Tennessee Aquarium’s new Ridges to Rivers exhibit brings in life, storms from area streams

Staff photo by Olivia Ross  / Jeff Worley, senior manager of exhibit services at the Tennessee Aquarium, speaks about the new Ridges to Rivers gallery on Friday. Worley stands next to what will be the new sturgeon touch tank. The gallery will feature a new sturgeon touch tank, an interactive pop up tank, different drainage tanks and more
Staff photo by Olivia Ross / Jeff Worley, senior manager of exhibit services at the Tennessee Aquarium, speaks about the new Ridges to Rivers gallery on Friday. Worley stands next to what will be the new sturgeon touch tank. The gallery will feature a new sturgeon touch tank, an interactive pop up tank, different drainage tanks and more

About two years ago Jeff Worley's ideas for a new Tennessee Aquarium exhibit existed only in his mind.
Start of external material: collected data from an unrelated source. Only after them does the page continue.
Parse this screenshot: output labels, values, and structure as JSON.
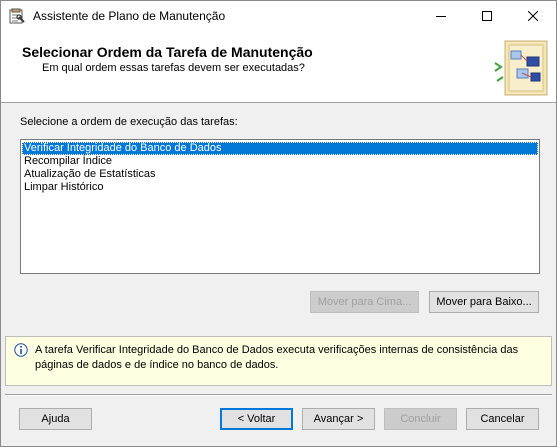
{
  "window": {
    "title": "Assistente de Plano de Manutenção",
    "icon": "maintenance-wizard-icon"
  },
  "header": {
    "title": "Selecionar Ordem da Tarefa de Manutenção",
    "subtitle": "Em qual ordem essas tarefas devem ser executadas?"
  },
  "task_list": {
    "label": "Selecione a ordem de execução das tarefas:",
    "items": [
      {
        "label": "Verificar Integridade do Banco de Dados",
        "selected": true
      },
      {
        "label": "Recompilar Índice",
        "selected": false
      },
      {
        "label": "Atualização de Estatísticas",
        "selected": false
      },
      {
        "label": "Limpar Histórico",
        "selected": false
      }
    ]
  },
  "move_buttons": {
    "up_label": "Mover para Cima...",
    "up_enabled": false,
    "down_label": "Mover para Baixo...",
    "down_enabled": true
  },
  "info": {
    "icon": "info-icon",
    "text": "A tarefa Verificar Integridade do Banco de Dados executa verificações internas de consistência das páginas de dados e de índice no banco de dados."
  },
  "footer": {
    "help_label": "Ajuda",
    "back_label": "< Voltar",
    "next_label": "Avançar >",
    "finish_label": "Concluir",
    "finish_enabled": false,
    "cancel_label": "Cancelar"
  },
  "colors": {
    "selection": "#0078d7",
    "info_background": "#ffffe1",
    "dialog_background": "#f0f0f0"
  }
}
Worley, the Tennessee Aquarium's senior manager of exhibit services, turned those ideas into sketches that then became the basis of a 3D scale model of the exhibit, with rocks and plants he shaped from foam and plastic people and turtles made using a 3D printer.

Now a team of people are almost finished creating full-size replicas of Worley's models. Called Ridges to Rivers, the new gallery is focused on the aquatic life of Southern Appalachia and replaces the former Discovery Hall gallery in the River Journey building.

"We went from a bunch of small exhibits to fewer really big ones," Worley said in an interview at the aquarium.

One of two stream exhibits in the gallery represents the upper Tennessee River drainage system, with water coming from an elevated level spilling over imitation rocks and tree limbs across the length of the exhibit like fast-moving water running down a stream.

"There are 600 gallons a minute that are being flushed through this system, so it's really rushing," Communications Manager Thom Benson said in an interview at the aquarium.

(READ MORE: A fish tale: Tennessee Aquarium boosts the flow of visitors to River City for 30 years)

Construction of the upper Tennessee River stream tank started with stacking cinder blocks in the empty tank. Then reinforcing metal bars and wire was bent around the blocks, and concrete was spread over the wire and sculpted to resemble rocks and boulders, he said.

Using an airbrush technique, muralist David Rock painted the background of the exhibit to look like Appalachia.

Two workers were painting the rocks last week, and the acrylic will be polished this week before the water and animals are added.

The new exhibit allows the aquarium to showcase all the colorful stream fish that would become food for the trout contained in the aquarium's other large stream exhibits, Worley said.

Species of fish in that tank will include chubs, darters and sunfish. Turtles also will bask on logs in the stream within the exhibit, as their 3D printed counterparts do in Worley's model.

(READ MORE: Death of oldest otter highlights Tennessee Aquarium's efforts to adapt to needs of aging animals)

Another stream tank will feature the different species found in the Conasauga River drainage system that runs through Cherokee National Forest in Southeast Tennessee and into Georgia.

Aquarium visitors now will have more room to touch the leathery skin of the lake sturgeon, as their tank has been expanded to about three times the size of the sturgeon touch tank found in the former Discovery Hall gallery.

A climbable bronze sculpture of a sturgeon is another feature of the gallery that's set to arrive this week.

A multisensory aspect of the gallery is the storm feature that occurs about four times each hour. Visitors will hear thunder and lightning, the lights in the tank will dim as if the clouds are moving in, a fan will kick on to simulate the wind blowing, and it will "rain" inside the tank for around a minute, Worley said.

Then the sun comes out, the thunder and lightning go away and the weather remains sunny for about 15 minutes before the cycle repeats.

Staff art created with plastic trash for the aquarium's Washed Ashore exhibit was moved to the new gallery to remind visitors how much plastic trash we produce and how it affects our environment, Worley said.

(READ MORE: Tennessee Aquarium celebrates 30 years with Washed Ashore exhibit)

The gallery's pop-up tank will allow visitors to climb into a cylindrical tube in the center of a tank featuring interactive graphics that simulate the experience of being underwater in a local stream.

"You pass streams and rivers every day, but you don't realize just how much life is in there," Worley said.

Gaining knowledge about the creatures living in the rivers and streams they pass by every day helps children form an appreciation for those animals and their habitats, Benson said.

"When they see stuff like this, they start thinking about, 'What can I do to make sure that that little stream that's home to these cool animals can be kept healthier by my individual actions?' he said.